Modifying Your Data

Elasticsearch provides data manipulation and search capabilities in near real time. By default, you can expect a one second delay (refresh interval) from the time you index/update/delete your data until the time that it appears in your search results. This is an important distinction from other platforms like SQL wherein data is immediately available after a transaction is completed.

Indexing/Replacing Documents

We’ve previously seen how we can index a single document. Let’s recall that command again:

PUT /customer/external/1?pretty
{
  "name": "John Doe"
}

Again, the above will index the specified document into the customer index, external type, with the ID of 1. If we then executed the above command again with a different (or same) document, Elasticsearch will replace (i.e. reindex) a new document on top of the existing one with the ID of 1:

PUT /customer/external/1?pretty
{
  "name": "Jane Doe"
}

The above changes the name of the document with the ID of 1 from "John Doe" to "Jane Doe". If, on the other hand, we use a different ID, a new document will be indexed and the existing document(s) already in the index remains untouched.

PUT /customer/external/2?pretty
{
  "name": "Jane Doe"
}

The above indexes a new document with an ID of 2.

When indexing, the ID part is optional. If not specified, Elasticsearch will generate a random ID and then use it to index the document. The actual ID Elasticsearch generates (or whatever we specified explicitly in the previous examples) is returned as part of the index API call.

This example shows how to index a document without an explicit ID:

POST /customer/external?pretty
{
  "name": "Jane Doe"
}

Note that in the above case, we are using the POST verb instead of PUT since we didn’t specify an ID.

Updating Documents

In addition to being able to index and replace documents, we can also update documents. Note though that Elasticsearch does not actually do in-place updates under the hood. Whenever we do an update, Elasticsearch deletes the old document and then indexes a new document with the update applied to it in one shot.

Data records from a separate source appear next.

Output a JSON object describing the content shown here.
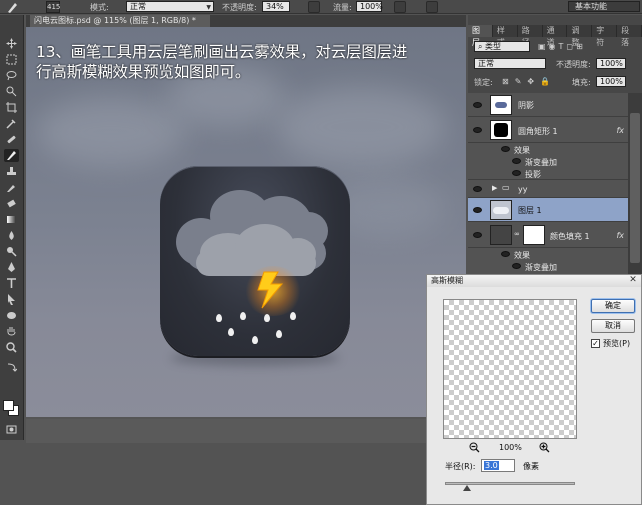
{
  "options_bar": {
    "brush_size": "415",
    "mode_label": "模式:",
    "mode_value": "正常",
    "opacity_label": "不透明度:",
    "opacity_value": "34%",
    "flow_label": "流量:",
    "flow_value": "100%",
    "workspace": "基本功能"
  },
  "document": {
    "tab_title": "闪电云图标.psd @ 115% (图层 1, RGB/8) *"
  },
  "instruction": {
    "line1": "13、画笔工具用云层笔刷画出云雾效果，对云层图层进",
    "line2": "行高斯模糊效果预览如图即可。"
  },
  "layers_panel": {
    "tabs": [
      "图层",
      "样式",
      "路径",
      "通道",
      "调整",
      "字符",
      "段落"
    ],
    "filter_value": "类型",
    "blend_mode": "正常",
    "opacity_label": "不透明度:",
    "opacity_value": "100%",
    "lock_label": "锁定:",
    "fill_label": "填充:",
    "fill_value": "100%",
    "layers": [
      {
        "name": "阴影",
        "fx": ""
      },
      {
        "name": "圆角矩形 1",
        "fx": "fx"
      },
      {
        "name": "效果",
        "fx": ""
      },
      {
        "name": "渐变叠加",
        "fx": ""
      },
      {
        "name": "投影",
        "fx": ""
      },
      {
        "name": "yy",
        "fx": ""
      },
      {
        "name": "图层 1",
        "fx": ""
      },
      {
        "name": "颜色填充 1",
        "fx": "fx"
      },
      {
        "name": "效果",
        "fx": ""
      },
      {
        "name": "渐变叠加",
        "fx": ""
      }
    ]
  },
  "dialog": {
    "title": "高斯模糊",
    "ok": "确定",
    "cancel": "取消",
    "preview_label": "预览(P)",
    "preview_checked": "✓",
    "zoom": "100%",
    "radius_label": "半径(R):",
    "radius_value": "3.0",
    "unit": "像素"
  },
  "colors": {
    "accent": "#8ea3c8",
    "lightning": "#ffcc1a",
    "glow": "#ff9a20"
  }
}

This example shows how to update our previous document (ID of 1) by changing the name field to "Jane Doe":

POST /customer/external/1/_update?pretty
{
  "doc": { "name": "Jane Doe" }
}

This example shows how to update our previous document (ID of 1) by changing the name field to "Jane Doe" and at the same time add an age field to it:

POST /customer/external/1/_update?pretty
{
  "doc": { "name": "Jane Doe", "age": 20 }
}

Updates can also be performed by using simple scripts. This example uses a script to increment the age by 5:

POST /customer/external/1/_update?pretty
{
  "script" : "ctx._source.age += 5"
}

In the above example, ctx._source refers to the current source document that is about to be updated.

Note that as of this writing, updates can only be performed on a single document at a time. In the future, Elasticsearch might provide the ability to update multiple documents given a query condition (like an SQL UPDATE-WHERE statement).

Deleting Documents

Deleting a document is fairly straightforward. This example shows how to delete our previous customer with the ID of 2:

DELETE /customer/external/2?pretty

See the Delete By Query API to delete all documents matching a specific query. It is worth noting that it is much more efficient to delete a whole index instead of deleting all documents with the Delete By Query API.

Batch Processing

In addition to being able to index, update, and delete individual documents, Elasticsearch also provides the ability to perform any of the above operations in batches using the _bulk API. This functionality is important in that it provides a very efficient mechanism to do multiple operations as fast as possible with as few network roundtrips as possible.

As a quick example, the following call indexes two documents (ID 1 - John Doe and ID 2 - Jane Doe) in one bulk operation:

POST /customer/external/_bulk?pretty
{"index":{"_id":"1"}}
{"name": "John Doe" }
{"index":{"_id":"2"}}
{"name": "Jane Doe" }

This example updates the first document (ID of 1) and then deletes the second document (ID of 2) in one bulk operation:

POST /customer/external/_bulk?pretty
{"update":{"_id":"1"}}
{"doc": { "name": "John Doe becomes Jane Doe" } }
{"delete":{"_id":"2"}}

Note above that for the delete action, there is no corresponding source document after it since deletes only require the ID of the document to be deleted.

The bulk API executes all the actions sequentially and in order. If a single action fails for whatever reason, it will continue to process the remainder of the actions after it. When the bulk API returns, it will provide a status for each action (in the same order it was sent in) so that you can check if a specific action failed or not.